Posted: June 27, 2007

(Nanowerk News) Vedomosti, a Russian language business daily that is a joint venture between Dow Jones, the Financial Times and Independent Media (Publishing House), publishers of The Moscow Times, ran the following editorial today:
Have you enlisted for nanotechnology?" Posters of this type should be going up any time now. The term "nanotechnology" has been a big hit as the state's latest catchword. It's perfect, hitting all the right patriotic propaganda notes, while doubtless providing opportunities for officials to enrich themselves. But what is necessary for the real development of nanotechnology is a change in the technology of administration.
Sticking to the party line is a time-honored Russian tradition. No federal ministry projection fails to mention the term, universities and institutes are all hurrying to create nanotechnology departments and laboratories, and governors are holding conferences on regional nanotechnology conditions.

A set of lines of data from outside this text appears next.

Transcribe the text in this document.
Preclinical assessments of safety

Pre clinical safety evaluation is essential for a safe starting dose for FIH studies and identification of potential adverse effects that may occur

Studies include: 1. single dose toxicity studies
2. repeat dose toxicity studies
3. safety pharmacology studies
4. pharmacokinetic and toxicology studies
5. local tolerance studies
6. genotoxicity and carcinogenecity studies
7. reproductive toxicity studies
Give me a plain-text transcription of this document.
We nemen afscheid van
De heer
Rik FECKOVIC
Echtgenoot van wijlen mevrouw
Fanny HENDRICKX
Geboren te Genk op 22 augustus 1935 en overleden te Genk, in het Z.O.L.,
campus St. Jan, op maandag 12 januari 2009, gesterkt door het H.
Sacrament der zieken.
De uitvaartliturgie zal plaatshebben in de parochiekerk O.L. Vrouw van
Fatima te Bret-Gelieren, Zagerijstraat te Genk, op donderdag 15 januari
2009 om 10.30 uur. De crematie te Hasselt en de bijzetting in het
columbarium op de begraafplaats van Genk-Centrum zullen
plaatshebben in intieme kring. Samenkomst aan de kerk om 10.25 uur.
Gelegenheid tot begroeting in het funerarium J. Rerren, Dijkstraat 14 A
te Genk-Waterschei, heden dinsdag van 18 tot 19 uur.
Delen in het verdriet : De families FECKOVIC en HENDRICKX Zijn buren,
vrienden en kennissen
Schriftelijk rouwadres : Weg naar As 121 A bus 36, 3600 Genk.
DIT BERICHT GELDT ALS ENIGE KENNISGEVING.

This is all reminiscent of examples like "doubling GDP," "an apartment for every family by 2000," "achieving full communism by the 1980s" or the cult of corn created by Soviet leader Nikita Khrushchev.
These slogans don't come out of nowhere. Khrushchev's fixation with corn followed visits to farmers' fields in the United States, while plans for doubling GDP have already been trumpeted in countries like Japan, China and Kazakhstan. Nanotechnology is for real and growing at a rapid pace.
In 2006, $12.4 billion was invested worldwide in nanotechnology, according to Lux Research. Total sales of products involving nanotechnology were about $50 billion. State expenditures in the sector were $6.4 billion, companies spent $5.3 billion, and venture funds more than $650 million. All this while corporate expenditures in the field were rising twice as fast as those by governments.
So why should the government's nanotechnology plans cause concern? First of all, because mega-campaigns aren't the most effective approach to technological administration. Second, is the problem of creating a state-owned corporation with federal budget funds (30 billion rubles, or $1.2 billion, in 2007.) Bureaucrats can't be expected to know how or on what to spend it. There are no existing projects ready to absorb this kind of money.
Nanotechnology is a broad term, covering any method based on the manipulation of individual atoms and molecules (such as methods for regulating the very structure and make up of matter) on a scale of from 1 nanometer to 100 nanometers (a nanometer being one billionth of a meter).
It should work the other way around. The opening steps should involve a determination of the needs of Russian business for concrete technologies, the creation of an infrastructure to promote innovation (grants for the documentation of discoveries, information databases, protection of intellectual property, and so on), and then the stimulation of innovation technology orders with tax breaks.